Wednesday, 23 December 2009

Cough - Sigillum Luciferi. 85/100.

I never realised before just a second ago that Cough remind me of a combination of three bands I already enjoy and have liked for some time now; Corrupted from Japan, Electric Wizard from England and Ancestors from America, just like Cough. When I first discovered this band, I was attracted by some of the song titles and even the intriguing record name, ‘Sigillum Luciferi’, which sounds like some sort of black metal incantation. Of course, the leap from black metal to this is a long and diverse way that will have many of us lost along the transition. Comparing the two genres is like comparing the countryside of England, with its luscious rolling hills and endless fields, with the stunning landscapes of places like America and even obscured lands like Australia, that essentially has it all in terms of landscapes -- from dense rain forests to scarcely populated deserts -- these lands are able to provide the tourist with a package deal that contains almost everything. Everything except subtle beauty.

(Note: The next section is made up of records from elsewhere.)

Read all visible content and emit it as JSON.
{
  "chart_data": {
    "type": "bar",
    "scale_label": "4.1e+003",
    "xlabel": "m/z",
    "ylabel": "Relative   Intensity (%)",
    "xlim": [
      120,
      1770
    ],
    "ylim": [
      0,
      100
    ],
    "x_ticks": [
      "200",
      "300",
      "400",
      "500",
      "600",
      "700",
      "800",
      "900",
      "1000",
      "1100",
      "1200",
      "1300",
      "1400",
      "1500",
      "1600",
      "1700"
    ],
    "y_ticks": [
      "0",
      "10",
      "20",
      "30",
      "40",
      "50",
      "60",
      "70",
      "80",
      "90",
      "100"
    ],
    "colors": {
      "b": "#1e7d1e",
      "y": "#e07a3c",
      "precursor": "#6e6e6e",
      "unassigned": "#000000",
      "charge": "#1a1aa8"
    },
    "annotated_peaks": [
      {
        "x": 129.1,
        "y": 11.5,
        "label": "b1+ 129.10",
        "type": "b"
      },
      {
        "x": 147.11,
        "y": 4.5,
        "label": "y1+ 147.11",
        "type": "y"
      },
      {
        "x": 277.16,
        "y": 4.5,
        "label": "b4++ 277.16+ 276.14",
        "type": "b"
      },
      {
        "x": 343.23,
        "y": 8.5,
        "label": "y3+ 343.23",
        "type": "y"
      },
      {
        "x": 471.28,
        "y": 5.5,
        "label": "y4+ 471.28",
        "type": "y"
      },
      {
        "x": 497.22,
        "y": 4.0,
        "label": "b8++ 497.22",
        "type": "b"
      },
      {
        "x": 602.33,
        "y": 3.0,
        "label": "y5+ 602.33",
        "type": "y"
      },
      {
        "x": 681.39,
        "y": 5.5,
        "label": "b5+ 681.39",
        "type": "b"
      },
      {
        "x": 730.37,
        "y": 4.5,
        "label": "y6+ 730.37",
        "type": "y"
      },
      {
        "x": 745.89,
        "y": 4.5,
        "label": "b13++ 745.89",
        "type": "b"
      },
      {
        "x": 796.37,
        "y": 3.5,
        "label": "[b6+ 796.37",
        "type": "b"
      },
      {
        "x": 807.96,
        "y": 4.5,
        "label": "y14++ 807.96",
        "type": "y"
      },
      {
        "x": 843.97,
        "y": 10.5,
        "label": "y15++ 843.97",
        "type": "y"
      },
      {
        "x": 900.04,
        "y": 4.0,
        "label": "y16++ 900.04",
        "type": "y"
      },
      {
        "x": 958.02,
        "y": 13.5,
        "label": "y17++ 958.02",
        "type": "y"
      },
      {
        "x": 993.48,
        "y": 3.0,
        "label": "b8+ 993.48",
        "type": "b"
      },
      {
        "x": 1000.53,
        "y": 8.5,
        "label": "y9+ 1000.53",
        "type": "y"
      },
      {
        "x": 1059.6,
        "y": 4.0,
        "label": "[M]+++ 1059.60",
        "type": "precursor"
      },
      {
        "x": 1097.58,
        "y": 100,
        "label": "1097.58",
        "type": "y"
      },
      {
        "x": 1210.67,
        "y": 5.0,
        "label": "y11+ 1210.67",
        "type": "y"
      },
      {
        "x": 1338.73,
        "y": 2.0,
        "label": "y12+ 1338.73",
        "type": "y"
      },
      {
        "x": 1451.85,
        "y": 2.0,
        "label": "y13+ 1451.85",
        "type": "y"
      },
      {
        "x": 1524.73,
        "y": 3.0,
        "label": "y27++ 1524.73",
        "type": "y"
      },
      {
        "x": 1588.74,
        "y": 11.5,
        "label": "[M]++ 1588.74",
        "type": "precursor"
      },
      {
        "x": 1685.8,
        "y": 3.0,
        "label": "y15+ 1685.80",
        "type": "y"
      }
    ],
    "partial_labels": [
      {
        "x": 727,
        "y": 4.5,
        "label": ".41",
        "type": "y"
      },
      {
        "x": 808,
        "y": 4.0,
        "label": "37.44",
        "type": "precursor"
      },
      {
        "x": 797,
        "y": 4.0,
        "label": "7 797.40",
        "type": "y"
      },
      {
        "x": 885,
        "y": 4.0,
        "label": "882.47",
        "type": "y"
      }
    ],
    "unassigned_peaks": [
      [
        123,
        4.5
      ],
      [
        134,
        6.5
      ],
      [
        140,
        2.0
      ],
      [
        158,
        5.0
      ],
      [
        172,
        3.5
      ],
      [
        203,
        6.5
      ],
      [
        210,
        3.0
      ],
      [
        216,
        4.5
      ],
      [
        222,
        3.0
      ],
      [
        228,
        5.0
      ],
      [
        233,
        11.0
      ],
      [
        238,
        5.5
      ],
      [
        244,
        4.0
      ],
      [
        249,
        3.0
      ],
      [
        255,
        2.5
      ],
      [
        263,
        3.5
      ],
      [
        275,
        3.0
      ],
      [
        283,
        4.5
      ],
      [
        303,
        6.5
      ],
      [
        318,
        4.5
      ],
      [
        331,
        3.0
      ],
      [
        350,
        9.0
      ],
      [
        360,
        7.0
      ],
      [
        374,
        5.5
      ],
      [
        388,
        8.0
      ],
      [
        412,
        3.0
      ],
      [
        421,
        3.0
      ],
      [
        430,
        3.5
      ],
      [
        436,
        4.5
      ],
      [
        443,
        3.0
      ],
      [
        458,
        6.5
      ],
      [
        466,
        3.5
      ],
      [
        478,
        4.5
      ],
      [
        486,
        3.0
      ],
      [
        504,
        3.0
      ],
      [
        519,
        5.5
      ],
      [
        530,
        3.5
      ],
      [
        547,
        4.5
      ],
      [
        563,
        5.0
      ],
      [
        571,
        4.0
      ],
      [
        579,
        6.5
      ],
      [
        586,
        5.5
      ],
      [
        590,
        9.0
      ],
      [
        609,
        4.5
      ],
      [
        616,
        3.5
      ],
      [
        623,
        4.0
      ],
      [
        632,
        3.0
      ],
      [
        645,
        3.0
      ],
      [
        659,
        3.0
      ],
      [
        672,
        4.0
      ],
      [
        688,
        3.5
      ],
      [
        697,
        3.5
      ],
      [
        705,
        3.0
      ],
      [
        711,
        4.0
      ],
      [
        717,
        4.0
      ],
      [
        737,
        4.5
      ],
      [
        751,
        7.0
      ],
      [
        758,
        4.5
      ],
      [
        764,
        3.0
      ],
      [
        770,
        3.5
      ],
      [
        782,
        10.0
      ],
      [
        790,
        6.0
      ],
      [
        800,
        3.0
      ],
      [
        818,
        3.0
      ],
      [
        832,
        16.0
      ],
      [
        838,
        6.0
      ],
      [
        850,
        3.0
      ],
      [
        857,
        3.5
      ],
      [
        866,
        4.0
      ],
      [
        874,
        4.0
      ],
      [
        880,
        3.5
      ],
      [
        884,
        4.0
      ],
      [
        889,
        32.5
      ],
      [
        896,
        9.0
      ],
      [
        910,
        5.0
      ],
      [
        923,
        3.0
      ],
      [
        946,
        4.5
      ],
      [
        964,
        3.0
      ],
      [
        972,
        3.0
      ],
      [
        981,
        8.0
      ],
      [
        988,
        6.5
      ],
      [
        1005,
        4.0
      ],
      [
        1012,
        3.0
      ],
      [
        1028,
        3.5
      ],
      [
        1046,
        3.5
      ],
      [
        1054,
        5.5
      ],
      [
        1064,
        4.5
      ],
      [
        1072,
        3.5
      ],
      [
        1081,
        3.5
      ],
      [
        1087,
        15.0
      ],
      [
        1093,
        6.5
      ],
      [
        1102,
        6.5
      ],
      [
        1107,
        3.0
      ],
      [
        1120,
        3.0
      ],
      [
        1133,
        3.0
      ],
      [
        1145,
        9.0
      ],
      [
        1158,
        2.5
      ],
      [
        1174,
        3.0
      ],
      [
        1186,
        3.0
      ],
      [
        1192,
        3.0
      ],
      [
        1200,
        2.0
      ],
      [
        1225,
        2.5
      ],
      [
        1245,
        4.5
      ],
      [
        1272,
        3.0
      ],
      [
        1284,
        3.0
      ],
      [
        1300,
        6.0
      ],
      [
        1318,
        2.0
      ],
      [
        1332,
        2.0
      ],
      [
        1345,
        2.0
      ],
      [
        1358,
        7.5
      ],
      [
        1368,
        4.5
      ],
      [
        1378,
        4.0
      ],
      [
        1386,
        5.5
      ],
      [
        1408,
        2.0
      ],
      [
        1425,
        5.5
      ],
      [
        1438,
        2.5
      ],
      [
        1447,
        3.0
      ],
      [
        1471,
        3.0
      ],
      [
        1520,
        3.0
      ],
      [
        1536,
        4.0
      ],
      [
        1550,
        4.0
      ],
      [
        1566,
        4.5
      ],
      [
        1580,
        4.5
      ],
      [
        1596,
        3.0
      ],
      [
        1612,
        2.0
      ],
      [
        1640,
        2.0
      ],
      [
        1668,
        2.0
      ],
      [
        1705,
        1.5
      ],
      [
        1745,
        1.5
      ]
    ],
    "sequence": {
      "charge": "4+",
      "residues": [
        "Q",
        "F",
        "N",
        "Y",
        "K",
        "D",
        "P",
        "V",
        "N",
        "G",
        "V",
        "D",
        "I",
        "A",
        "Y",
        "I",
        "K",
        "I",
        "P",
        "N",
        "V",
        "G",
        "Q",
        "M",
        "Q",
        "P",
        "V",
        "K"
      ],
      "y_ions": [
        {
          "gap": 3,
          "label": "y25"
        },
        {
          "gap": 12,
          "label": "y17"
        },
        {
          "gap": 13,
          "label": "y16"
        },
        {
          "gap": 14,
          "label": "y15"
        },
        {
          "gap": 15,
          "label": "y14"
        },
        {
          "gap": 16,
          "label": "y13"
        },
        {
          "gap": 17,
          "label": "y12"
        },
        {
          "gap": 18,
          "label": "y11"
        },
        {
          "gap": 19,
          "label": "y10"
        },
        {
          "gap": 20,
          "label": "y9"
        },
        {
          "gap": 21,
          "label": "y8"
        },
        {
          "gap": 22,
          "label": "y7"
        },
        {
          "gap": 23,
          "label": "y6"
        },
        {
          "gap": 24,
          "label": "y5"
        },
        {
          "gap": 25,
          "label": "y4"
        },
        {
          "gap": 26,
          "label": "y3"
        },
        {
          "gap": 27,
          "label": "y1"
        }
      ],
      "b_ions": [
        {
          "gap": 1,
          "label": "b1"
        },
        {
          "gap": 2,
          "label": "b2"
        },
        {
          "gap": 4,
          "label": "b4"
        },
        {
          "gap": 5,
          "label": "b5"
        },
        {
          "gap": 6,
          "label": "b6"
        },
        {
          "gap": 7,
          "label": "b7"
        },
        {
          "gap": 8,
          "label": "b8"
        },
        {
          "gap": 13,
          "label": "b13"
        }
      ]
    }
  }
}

I once read in a novel entitled ‘The Remains of the Day’ by Kazuo Ishiguro that although the countryside of England may not be as outstanding as the mountains of America, or canyons that seemingly drop to the depths of hell, but is subtle beauty is worth more than what it first appears and, given that, it achieves a much more pleasurable feelings in the voyeur than places like America who’s beauty is artificial in comparison to the subtleties of the colourful and rolling hills that are inhabited by some of the most timid animals you’re likely to come across. Like England’s subtle appeal, Cough offer much the same feeling as their subtle comparisons and possible influences weave their ways around the soundscapes with dramatic affects and in much the same way we first saw on the creation of films like Donnie Darko, where Donnie’s soul is transported out of his body and guides him to mischief. These subtle occurrences within the songs show us that we should judge the record based on the inner workings, the base, the core, rather than resting our opinions on the outside where shallow perceptions are created and thus ending our affiliation with the bands we’re judging.

Although it is difficult to do so, judging a band with a clean and concise mind is essential, especially when you’re dealing with bands who play within styles you’re either A) not entirely comfortable with or B) know very little about. In terms of this three piece hybrid, I am a little surprised at a number of things going on within the record and that are taking place on the impacting outside. First, there is only one guitarist contributing to this piece. This surprising me. Not only is doom a particularly heavy genre, but when interspersed with sludge, another heavy genre itself in differing ways, I would have expected two guitarists to be laying down the foundations, as opposed to one and the bassist. However, the soundscapes produce heavy atmospheres that entrance the listener as they evolve with the record at slow speeds. Cough consist of musicians who are capable of achieving their goals in one movement, without the use of more musicians on top of the already significant soundscapes that deserves superlatives of the highest order. Back to a previous point on comparisons.

I suppose when Cough exemplify a sound that reminds the listeners of the astral ways of Ancestors, given the distant and surprising clean vocals that are sparsely used to great affect, the heaviness of the bass and guitars that leans partially towards the stoner genre too, which is where the Electric Wizard vibe comes into play (as well as the clean vocals which are reminiscent of Jus’ vocals on mid-era records like the infamous ‘Dopethrone’ -- with the guitars really hitting the heights of this particular record on songs like the rhythmically pleasing ‘288 Years of Sin’), the band are strangely deceptive. The first half of this record split’s the possible influences down the middle, with Corrupted coming out on top to begin with, due to the heavy depictions of bass and soundscapes that rely on the heaviness to penetrate the listeners mind. As the record begins to flow seamlessly, the band generate a feel for Ancestors in their use of astral projections in the soundscapes that conjure images of nature, space and eternity.

The further down the record we go, the more the band starts to implement European characteristics into the approach, giving them an established feel to the potentially universal sound they’ve already developed up until now. Then, finally, there are even more subtle influences seeping through into the instrumentation and aggressive soundscapes on songs like ‘Northern Plague’, which bring back memories of hateful sludge bands like Dystopia, given the experimentation with samples and vocals (the band seems to use two vocalists, whom can sometimes mesh together in sound making me unable to distinguish them). This is a ploy Dystopia apply to their own sound too, using a number of vocalists whom each have different styles which ultimately culminates in a fresh, dynamic feel. The record ends on a high note before it becomes too repetitive and too monotonous for my liking. So, as it ends, my opinion of this band begins to shimmer down and my feet are firmly planted to the ground. I know what I like about this band because their approach is honest and doesn’t consist of any bullshit to make it seem like what it is not. ‘Sigillum Luciferi’ has confusingly seen little attention around here and hopefully, that is about to change.